Podjazd pod Krak wymaga od kierowców niezwykłych umiejętności. Z duszą na ramieniu wygląda się przez okna widząc z jednej strony porośniętą zaroślami górę a po drugiej stromy spadek, raz na jakiś czas także urwiska. Pod samym zamkiem był mały parking, w którym najpierw czuło się ulgę, a chwilę potem uświadamiało, że tę samą pełną zakrętów, serpentyn i stromizn wąską dróżkę trzeba przebyć jeszcze raz – w dół.

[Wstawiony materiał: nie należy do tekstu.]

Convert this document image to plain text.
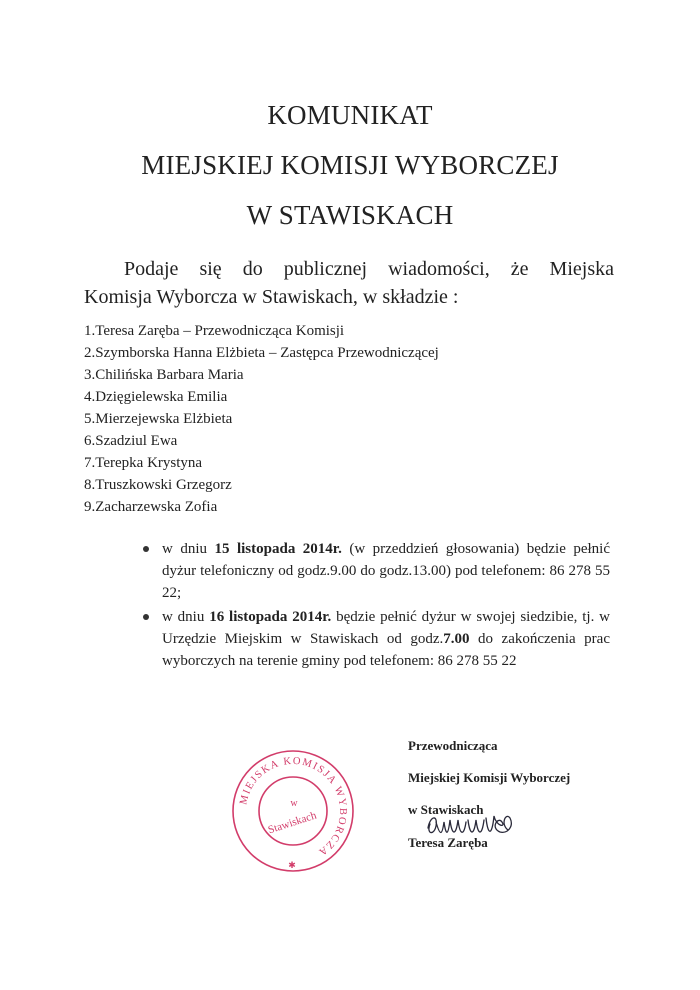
KOMUNIKAT
MIEJSKIEJ KOMISJI WYBORCZEJ
W STAWISKACH
Podaje się do publicznej wiadomości, że Miejska
Komisja Wyborcza w Stawiskach, w składzie :
1.Teresa Zaręba – Przewodnicząca Komisji
2.Szymborska Hanna Elżbieta – Zastępca Przewodniczącej
3.Chilińska Barbara Maria
4.Dzięgielewska Emilia
5.Mierzejewska Elżbieta
6.Szadziul Ewa
7.Terepka Krystyna
8.Truszkowski Grzegorz
9.Zacharzewska Zofia
w dniu 15 listopada 2014r. (w przeddzień głosowania) będzie pełnić dyżur telefoniczny od godz.9.00 do godz.13.00) pod telefonem: 86 278 55 22;
w dniu 16 listopada 2014r. będzie pełnić dyżur w swojej siedzibie, tj. w Urzędzie Miejskim w Stawiskach od godz.7.00 do zakończenia prac wyborczych na terenie gminy pod telefonem: 86 278 55 22
Przewodnicząca
Miejskiej Komisji Wyborczej
w Stawiskach
Teresa Zaręba
MIEJSKA KOMISJA WYBORCZA
w
Stawiskach
✱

Każdy wstrzymany oddech po drodze wynagradza zamek. To dopiero on zapiera dech. Wchodzi się ciemnym i długim przejściem prowadzącym pod górę, które kilka razy zakręca. Nawet jeśli wróg sforsowałby bramę wejściową to w tym długim korytarzu nie mogli prowadzić skutecznego ataku. Musieliby iść gęsiego, potykając się o rozmieszczone nierównomiernie stopnie, na głowy spadałby im gruz i wrzątek z przygotowanych do tego spustów. Ci, którym udałoby się osiągnąć międzymurze wychodziliby na nie pojedynczo, łatwi do pokonania przez rozmieszczonych na murach łuczników.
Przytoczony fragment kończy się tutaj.